La disputa da dirimere, sottolinea la Corte, vede contrapposta la tesi di chi sostiene che il giudice civile, in tali casi, deve porsi come il giudice penale, adottando gli stessi criteri di giudizio e la stessa metodologia di controllo (allo scopo di non svuotare di contenuto la regola dell’esonero che libera il datore che paga i premi) e quella di chi, sulla base degli artt. 32 e 38 della Costituzione, dichiara superato il modello della “transazione sociale” (per il quale l’imprenditore che paga il premio è esonerato dalla responsabilità civile per i danni cagionati ai lavoratori nell’esercizio dell’attività, salvo condanna penale) che ha dato vita agli articoli 10 e 11 del predetto D.P.R., sostenendo che nel giudizio civile operano le regole di accertamento previste innanzitutto dagli artt. 1218 e 2087 c.c..
La questione è destinata, sottolineano i Giudici, a produrre effetti sugli esiti delle controversie atteso, in particolare, il diverso riparto degli oneri probatori in tema di accertamento della colpa (nel giudizio penale l’accusa deve dimostrare l’elemento soggettivo in concreto e in positivo, mentre per la responsabilità civile contrattuale opera l’inversione dell’onere probatorio, gravando sull’autore del danno la prova liberatoria) e del nesso causale (nel processo penale il rapporto di causalità tra condotta ed evento deve accertarsi, a carico della pubblica accusa, “al di là di ogni ragionevole dubbio”, mentre nel giudizio civile vige la regola del “più probabile che non”) e deve essere risolta alla luce dei principi in tema di reciproca interferenza delle regole di assicurazione obbligatoria contro gli infortuni e malattie professionali con le azioni di risarcimento del danno causato da eventi nell’espletamento dell’attività lavorativa, delle successive pronunce giurisprudenziali e delle modifiche normative che hanno sostanzialmente decretato la fine della pregiudizialità penale.
A tal proposito, la Corte evidenzia come anche il nuovo codice di procedura penale abbia ripudiato il principio di unità della giurisdizione e di prevalenza del giudizio penale, in favore di quello della parità e originarietà dei diversi ordini giurisdizionali e dell’autonomia dei giudizi con conseguente possibile difformità dei giudicati.
Attesa dunque la pressoché completa autonomia e separazione tra giudizio penale e civile che caratterizza l’attuale sistema, deve ritenersi, prosegue la Corte, che la “condanna penale” di cui al secondo comma dell’art. 10 del D.P.R. in oggetto abbia perduto la sua valenza prescrittiva, sia perché surrogata dall’accertamento, in sede civile, del fatto che costituisce reato, sia perché non assolve più all’originaria funzione, che era quella di disciplinare i rapporti di un pregiudiziale e prevalente procedimento penale rispetto ad un eventuale giudizio civile.
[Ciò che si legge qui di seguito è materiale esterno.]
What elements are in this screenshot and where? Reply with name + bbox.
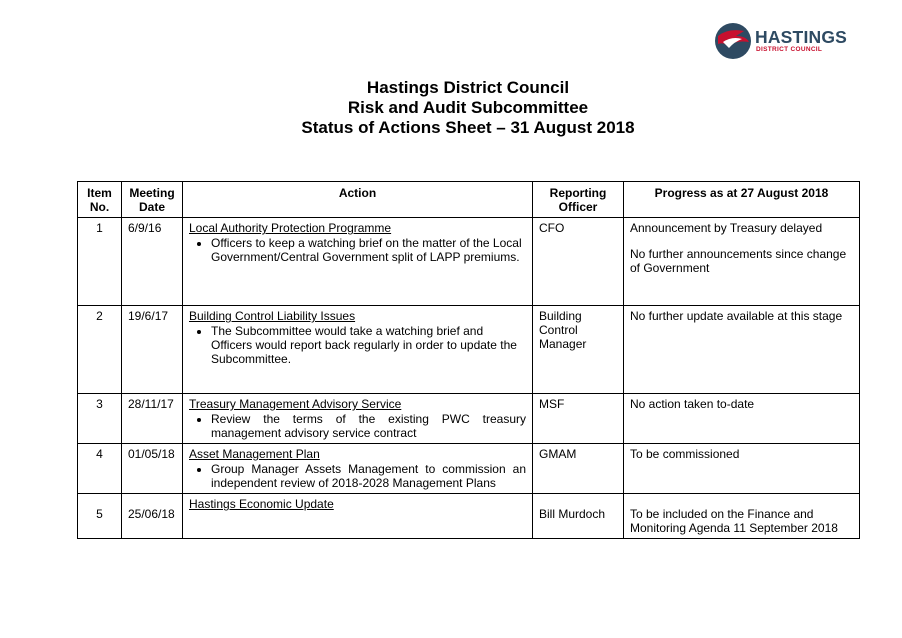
progress-text: No further update available at this stage <box>630 309 843 323</box>
progress-cell <box>624 218 860 306</box>
reporting-officer: MSF <box>533 394 624 444</box>
table-row <box>78 394 860 444</box>
item-no: 1 <box>78 218 122 306</box>
progress-text: No further announcements since change of Government <box>630 247 847 275</box>
table-row <box>78 306 860 394</box>
action-bullets <box>189 462 526 490</box>
header-item-no: Item No. <box>78 182 122 218</box>
progress-text: Announcement by Treasury delayed <box>630 221 823 235</box>
item-no: 3 <box>78 394 122 444</box>
meeting-date: 6/9/16 <box>122 218 183 306</box>
document-header <box>0 78 902 138</box>
meeting-date: 19/6/17 <box>122 306 183 394</box>
action-cell <box>183 218 533 306</box>
header-meeting-date: Meeting Date <box>122 182 183 218</box>
table-row <box>78 494 860 539</box>
hastings-emblem-icon <box>714 22 752 60</box>
header-progress: Progress as at 27 August 2018 <box>624 182 860 218</box>
item-no: 2 <box>78 306 122 394</box>
meeting-date: 28/11/17 <box>122 394 183 444</box>
action-cell <box>183 494 533 539</box>
action-bullet: • Group Manager Assets Management to commission an independent review of 2018-2028 Management Plans <box>211 462 526 490</box>
progress-text: To be included on the Finance and Monitoring Agenda 11 September 2018 <box>630 507 838 535</box>
status-of-actions-table <box>77 181 860 539</box>
logo-wordmark: HASTINGS <box>755 27 848 47</box>
progress-cell <box>624 494 860 539</box>
logo-subtitle: DISTRICT COUNCIL <box>756 46 823 53</box>
meeting-date: 01/05/18 <box>122 444 183 494</box>
header-action: Action <box>183 182 533 218</box>
action-cell <box>183 394 533 444</box>
table-row <box>78 218 860 306</box>
progress-cell <box>624 444 860 494</box>
meeting-date: 25/06/18 <box>122 494 183 539</box>
action-cell <box>183 444 533 494</box>
action-bullet: • Officers to keep a watching brief on the matter of the Local Government/Central Government split of LAPP premiums. <box>211 236 526 264</box>
action-title: Treasury Management Advisory Service <box>189 397 402 411</box>
action-title: Building Control Liability Issues <box>189 309 356 323</box>
council-logo <box>714 22 849 60</box>
action-cell <box>183 306 533 394</box>
action-bullet: • The Subcommittee would take a watching brief and Officers would report back regularly in order to update the Subcommittee. <box>211 324 526 366</box>
action-bullets <box>189 236 526 264</box>
action-bullets <box>189 412 526 440</box>
table-row <box>78 444 860 494</box>
action-title: Local Authority Protection Programme <box>189 221 392 235</box>
item-no: 5 <box>78 494 122 539</box>
header-sheet-title: Status of Actions Sheet – 31 August 2018 <box>301 118 635 137</box>
item-no: 4 <box>78 444 122 494</box>
progress-text: To be commissioned <box>630 447 740 461</box>
header-council: Hastings District Council <box>366 78 570 97</box>
progress-cell <box>624 306 860 394</box>
action-bullets <box>189 324 526 366</box>
reporting-officer: Building Control Manager <box>533 306 624 394</box>
reporting-officer: CFO <box>533 218 624 306</box>
header-reporting-officer: Reporting Officer <box>533 182 624 218</box>
table-header-row <box>78 182 860 218</box>
progress-cell <box>624 394 860 444</box>
reporting-officer: GMAM <box>533 444 624 494</box>
reporting-officer: Bill Murdoch <box>533 494 624 539</box>
action-title: Hastings Economic Update <box>189 497 334 511</box>
action-title: Asset Management Plan <box>189 447 320 461</box>
progress-text: No action taken to-date <box>630 397 755 411</box>
header-committee: Risk and Audit Subcommittee <box>347 98 589 117</box>
action-bullet: • Review the terms of the existing PWC treasury management advisory service contract <box>211 412 526 440</box>
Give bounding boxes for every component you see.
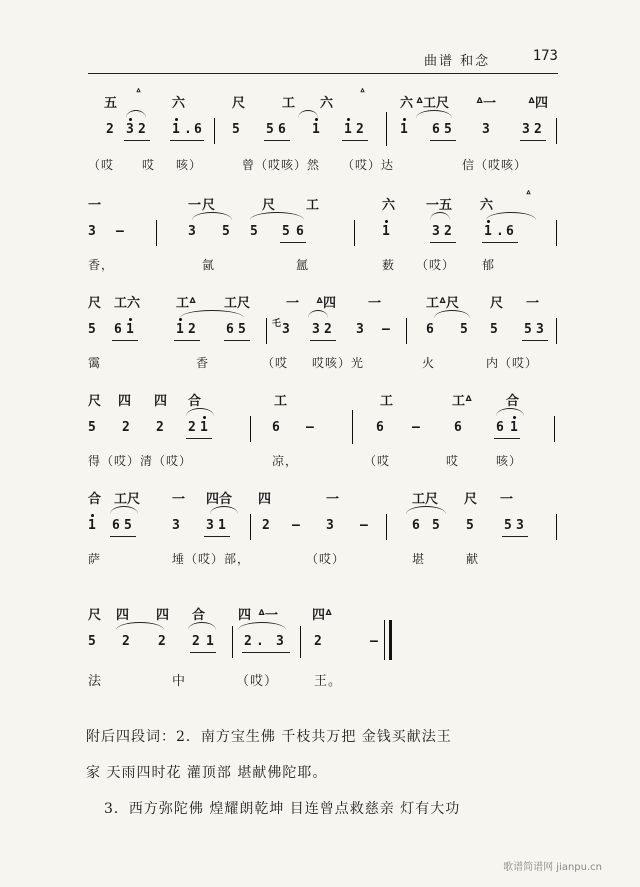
jianpu-note: 1 (206, 634, 214, 649)
barline (554, 416, 555, 442)
final-barline-thick (389, 620, 392, 660)
gongche-symbol: ᐞ一 (258, 608, 279, 623)
lyric: 香 (196, 356, 210, 370)
barline (386, 112, 387, 146)
gongche-symbol: 工尺 (114, 492, 141, 507)
lyric: 香， (88, 258, 115, 272)
high-octave-dot (129, 118, 132, 121)
high-octave-dot (179, 318, 182, 321)
jianpu-note: 6 (278, 122, 286, 137)
gongche-symbol: 工ᐞ (452, 394, 473, 409)
slur (486, 212, 536, 220)
underline-beam (520, 140, 546, 141)
jianpu-note: 3 (206, 518, 214, 533)
appendix-line-3: 3．西方弥陀佛 煌耀朗乾坤 目连曾点救慈亲 灯有大功 (104, 801, 461, 817)
gongche-symbol: 六 (172, 96, 186, 111)
lyric: 内（哎） (486, 356, 539, 370)
high-octave-dot (129, 318, 132, 321)
underline-beam (522, 340, 548, 341)
underline-beam (112, 340, 138, 341)
lyric: 郁 (482, 258, 496, 272)
slur (238, 622, 286, 630)
jianpu-note: 1 (200, 420, 208, 435)
slur (126, 110, 146, 118)
gongche-symbol: 工尺 (412, 492, 439, 507)
jianpu-note: 1 (88, 518, 96, 533)
slur (298, 110, 318, 118)
jianpu-note: 2 (156, 420, 164, 435)
gongche-symbol: 一 (88, 198, 102, 213)
jianpu-note: — (116, 224, 124, 239)
slur (110, 506, 138, 514)
final-barline-thin (384, 620, 385, 660)
gongche-symbol: 工 (274, 394, 288, 409)
underline-beam (186, 438, 212, 439)
jianpu-note: 3 (536, 322, 544, 337)
jianpu-note: 1 (312, 122, 320, 137)
gongche-symbol: 五 (104, 96, 118, 111)
jianpu-note: 1 (382, 224, 390, 239)
jianpu-note: 3 (282, 322, 290, 337)
lyric: 得（哎）清（哎） (88, 454, 193, 468)
gongche-symbol: 一 (286, 296, 300, 311)
lyric: （哎 (364, 454, 391, 468)
jianpu-note: 5 (460, 322, 468, 337)
underline-beam (342, 140, 368, 141)
jianpu-note: 2 (122, 634, 130, 649)
barline (250, 514, 251, 540)
gongche-symbol: 工六 (114, 296, 141, 311)
jianpu-note: 2 (534, 122, 542, 137)
jianpu-note: 2 (106, 122, 114, 137)
jianpu-note: 3 (172, 518, 180, 533)
lyric: 法 (88, 674, 103, 689)
barline (556, 318, 557, 344)
jianpu-note: — (306, 420, 314, 435)
underline-beam (430, 242, 456, 243)
gongche-symbol: ᐞ一 (476, 96, 497, 111)
jianpu-note: 5 (504, 518, 512, 533)
lyric: 霭 (88, 356, 102, 370)
header-title: 曲谱 和念 (424, 54, 491, 69)
slur (434, 310, 470, 318)
jianpu-note: 5 (238, 322, 246, 337)
gongche-symbol: 工 (282, 96, 296, 111)
gongche-symbol: 四合 (206, 492, 233, 507)
lyric: 中 (172, 674, 187, 689)
barline (406, 318, 407, 344)
gongche-symbol: 一 (526, 296, 540, 311)
jianpu-note: — (360, 518, 368, 533)
jianpu-note: 2 (192, 634, 200, 649)
gongche-symbol: 尺 (464, 492, 478, 507)
jianpu-note: — (292, 518, 300, 533)
jianpu-note: 2 (122, 420, 130, 435)
lyric: 火 (422, 356, 436, 370)
barline (556, 514, 557, 540)
gongche-symbol: 合 (192, 608, 206, 623)
gongche-symbol: 合 (506, 394, 520, 409)
lyric: （哎 (262, 356, 289, 370)
gongche-symbol: 一五 (426, 198, 453, 213)
jianpu-note: 1 (510, 420, 518, 435)
gongche-symbol: 六 (382, 198, 396, 213)
lyric: 氲 (296, 258, 310, 272)
gongche-symbol: 一 (172, 492, 186, 507)
gongche-symbol: 四 (118, 394, 132, 409)
jianpu-note: 2 (158, 634, 166, 649)
underline-beam (494, 438, 520, 439)
gongche-symbol: ᐞ四 (316, 296, 337, 311)
jianpu-note: . (256, 634, 264, 649)
gongche-symbol: ᐞ四 (528, 96, 549, 111)
underline-beam (174, 340, 200, 341)
high-octave-dot (175, 118, 178, 121)
jianpu-note: 5 (88, 420, 96, 435)
gongche-symbol: 四 (154, 394, 168, 409)
barline (556, 118, 557, 144)
lyric: 献 (466, 552, 480, 566)
jianpu-note: 5 (490, 322, 498, 337)
jianpu-note: 3 (522, 122, 530, 137)
underline-beam (482, 242, 518, 243)
jianpu-note: 6 (412, 518, 420, 533)
gongche-symbol: 四 (258, 492, 272, 507)
high-octave-dot (487, 220, 490, 223)
jianpu-note: 6 (426, 322, 434, 337)
underline-beam (170, 140, 204, 141)
underline-beam (242, 652, 290, 653)
gongche-symbol: 工ᐞ (176, 296, 197, 311)
lyric: 薮 (382, 258, 396, 272)
jianpu-note: . (184, 122, 192, 137)
jianpu-note: 6 (432, 122, 440, 137)
jianpu-note: 3 (482, 122, 490, 137)
gongche-symbol: 尺 (88, 608, 102, 623)
jianpu-note: — (412, 420, 420, 435)
high-octave-dot (403, 118, 406, 121)
slur (308, 310, 328, 318)
high-octave-dot (91, 514, 94, 517)
appendix-line-1: 附后四段词：2．南方宝生佛 千枝共万把 金钱买献法王 (86, 729, 452, 745)
gongche-symbol: ᐞ (360, 88, 365, 98)
jianpu-note: 3 (516, 518, 524, 533)
gongche-symbol: 四ᐞ (312, 608, 333, 623)
slur (496, 408, 524, 416)
high-octave-dot (513, 416, 516, 419)
high-octave-dot (203, 416, 206, 419)
gongche-symbol: 四 (156, 608, 170, 623)
page-header (88, 46, 558, 74)
lyric: 信（哎咳） (462, 158, 528, 172)
underline-beam (124, 140, 150, 141)
jianpu-note: 2 (138, 122, 146, 137)
gongche-symbol: 一 (326, 492, 340, 507)
slur (188, 622, 216, 630)
barline (214, 118, 215, 144)
gongche-symbol: 六 (400, 96, 414, 111)
lyric: （哎）达 (342, 158, 395, 172)
lyric: 哎咳）光 (312, 356, 365, 370)
gongche-symbol: 一 (368, 296, 382, 311)
jianpu-note: 5 (250, 224, 258, 239)
lyric: 氤 (202, 258, 216, 272)
gongche-symbol: 工 (306, 198, 320, 213)
jianpu-note: 3 (188, 224, 196, 239)
jianpu-note: 6 (506, 224, 514, 239)
gongche-symbol: ᐞ工尺 (416, 96, 450, 111)
jianpu-note: 1 (344, 122, 352, 137)
high-octave-dot (385, 220, 388, 223)
slur (416, 110, 452, 118)
jianpu-note: 3 (276, 634, 284, 649)
gongche-symbol: 六 (320, 96, 334, 111)
slur (180, 310, 244, 318)
gongche-symbol: 尺 (88, 394, 102, 409)
jianpu-note: 5 (466, 518, 474, 533)
gongche-symbol: 工 (380, 394, 394, 409)
jianpu-note: 1 (126, 322, 134, 337)
barline (156, 220, 157, 246)
lyric: 咳） (496, 454, 523, 468)
lyric: （哎） (236, 674, 279, 689)
jianpu-note: — (382, 322, 390, 337)
gongche-symbol: 尺 (232, 96, 246, 111)
jianpu-note: 3 (126, 122, 134, 137)
barline (354, 220, 355, 246)
gongche-symbol: 四 (116, 608, 130, 623)
gongche-symbol: 一 (188, 198, 202, 213)
jianpu-note: 3 (326, 518, 334, 533)
underline-beam (280, 242, 306, 243)
underline-beam (204, 536, 230, 537)
lyric: 埵（哎）部， (172, 552, 251, 566)
jianpu-note: 2 (188, 322, 196, 337)
jianpu-note: 6 (496, 420, 504, 435)
jianpu-note: 5 (124, 518, 132, 533)
jianpu-note: 2 (244, 634, 252, 649)
barline (300, 626, 301, 658)
lyric: （哎） (306, 552, 346, 566)
gongche-symbol: ᐞ (136, 88, 141, 98)
gongche-symbol: 合 (88, 492, 102, 507)
lyric: 凉， (272, 454, 299, 468)
gongche-symbol: 六 (480, 198, 494, 213)
page-number: 173 (532, 48, 558, 64)
gongche-symbol: 尺 (490, 296, 504, 311)
jianpu-note: 6 (112, 518, 120, 533)
jianpu-note: 2 (314, 634, 322, 649)
barline (386, 514, 387, 540)
jianpu-note: — (370, 634, 378, 649)
jianpu-note: 5 (88, 634, 96, 649)
jianpu-note: 2 (188, 420, 196, 435)
jianpu-note: 1 (400, 122, 408, 137)
gongche-symbol: ᐞ (526, 190, 531, 200)
jianpu-note: 5 (432, 518, 440, 533)
gongche-symbol: 合 (188, 394, 202, 409)
jianpu-note: 1 (218, 518, 226, 533)
slur (406, 506, 446, 514)
high-octave-dot (347, 118, 350, 121)
lyric: 堪 (412, 552, 426, 566)
barline (352, 410, 353, 444)
lyric: 王。 (314, 674, 343, 689)
jianpu-note: 6 (376, 420, 384, 435)
jianpu-note: 2 (356, 122, 364, 137)
jianpu-note: 2 (444, 224, 452, 239)
jianpu-note: 6 (194, 122, 202, 137)
barline (250, 416, 251, 442)
slur (430, 212, 450, 220)
underline-beam (110, 536, 136, 537)
gongche-symbol: 尺 (202, 198, 216, 213)
gongche-symbol: 工ᐞ尺 (426, 296, 460, 311)
jianpu-note: 5 (88, 322, 96, 337)
gongche-symbol: 一 (500, 492, 514, 507)
lyric: （哎） (416, 258, 456, 272)
jianpu-note: 6 (114, 322, 122, 337)
gongche-symbol: 四 (238, 608, 252, 623)
time-sig-mark: 乇 (272, 319, 282, 329)
jianpu-note: 1 (484, 224, 492, 239)
jianpu-note: 2 (324, 322, 332, 337)
jianpu-note: 3 (88, 224, 96, 239)
lyric: 萨 (88, 552, 102, 566)
gongche-symbol: 尺 (88, 296, 102, 311)
jianpu-note: 6 (226, 322, 234, 337)
header-rule (88, 73, 558, 74)
jianpu-note: 3 (356, 322, 364, 337)
jianpu-note: 5 (524, 322, 532, 337)
slur (192, 212, 232, 220)
slur (210, 506, 238, 514)
underline-beam (224, 340, 250, 341)
jianpu-note: 5 (282, 224, 290, 239)
slur (250, 212, 304, 220)
lyric: 曾（哎咳）然 (242, 158, 321, 172)
underline-beam (264, 140, 290, 141)
gongche-symbol: 尺 (262, 198, 276, 213)
underline-beam (430, 140, 456, 141)
underline-beam (502, 536, 528, 537)
jianpu-note: 1 (176, 322, 184, 337)
lyric: 哎 (142, 158, 156, 172)
lyric: 哎 (446, 454, 460, 468)
underline-beam (310, 340, 336, 341)
jianpu-note: 3 (432, 224, 440, 239)
appendix-line-2: 家 天雨四时花 灌顶部 堪献佛陀耶。 (86, 765, 328, 781)
jianpu-note: 5 (222, 224, 230, 239)
jianpu-note: . (496, 224, 504, 239)
jianpu-note: 6 (454, 420, 462, 435)
high-octave-dot (315, 118, 318, 121)
jianpu-note: 5 (266, 122, 274, 137)
jianpu-note: 3 (312, 322, 320, 337)
jianpu-note: 1 (172, 122, 180, 137)
barline (556, 220, 557, 246)
jianpu-note: 2 (262, 518, 270, 533)
site-watermark: 歌谱简谱网 jianpu.cn (503, 862, 602, 873)
slur (186, 408, 214, 416)
underline-beam (190, 652, 216, 653)
jianpu-note: 6 (272, 420, 280, 435)
slur (116, 622, 164, 630)
jianpu-note: 6 (296, 224, 304, 239)
lyric: 咳） (176, 158, 203, 172)
jianpu-note: 5 (444, 122, 452, 137)
lyric: （哎 (88, 158, 115, 172)
jianpu-note: 5 (232, 122, 240, 137)
barline (266, 318, 267, 344)
gongche-symbol: 工尺 (224, 296, 251, 311)
barline (232, 626, 233, 658)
Alla luce del descritto percorso giurisprudenziale e normativo, la Cassazione rigetta, pertanto, il quinto motivo del ricorso proposto dalla società, enunciando il seguente principio di diritto: “ In tema di assicurazione obbligatoria contro gli infortuni sul lavoro e le malattie professionali, la disciplina prevista dagli artt. 10 e 11 del D.P.R. n. 1124 del 1965 deve essere interpretata nel senso che l’accertamento incidentale in sede civile del fatto che costituisce reato, sia nel caso di azione proposta dal lavoratore per la condanna del datore di lavoro al risarcimento del c.d. danno differenziale, sia nel caso dell’azione di regresso proposta dall’Inail, deve essere condotto secondo le regole comuni della responsabilità contrattuale, anche in ordine all’elemento soggettivo della colpa ed al nesso causale tra fatto ed evento dannoso”.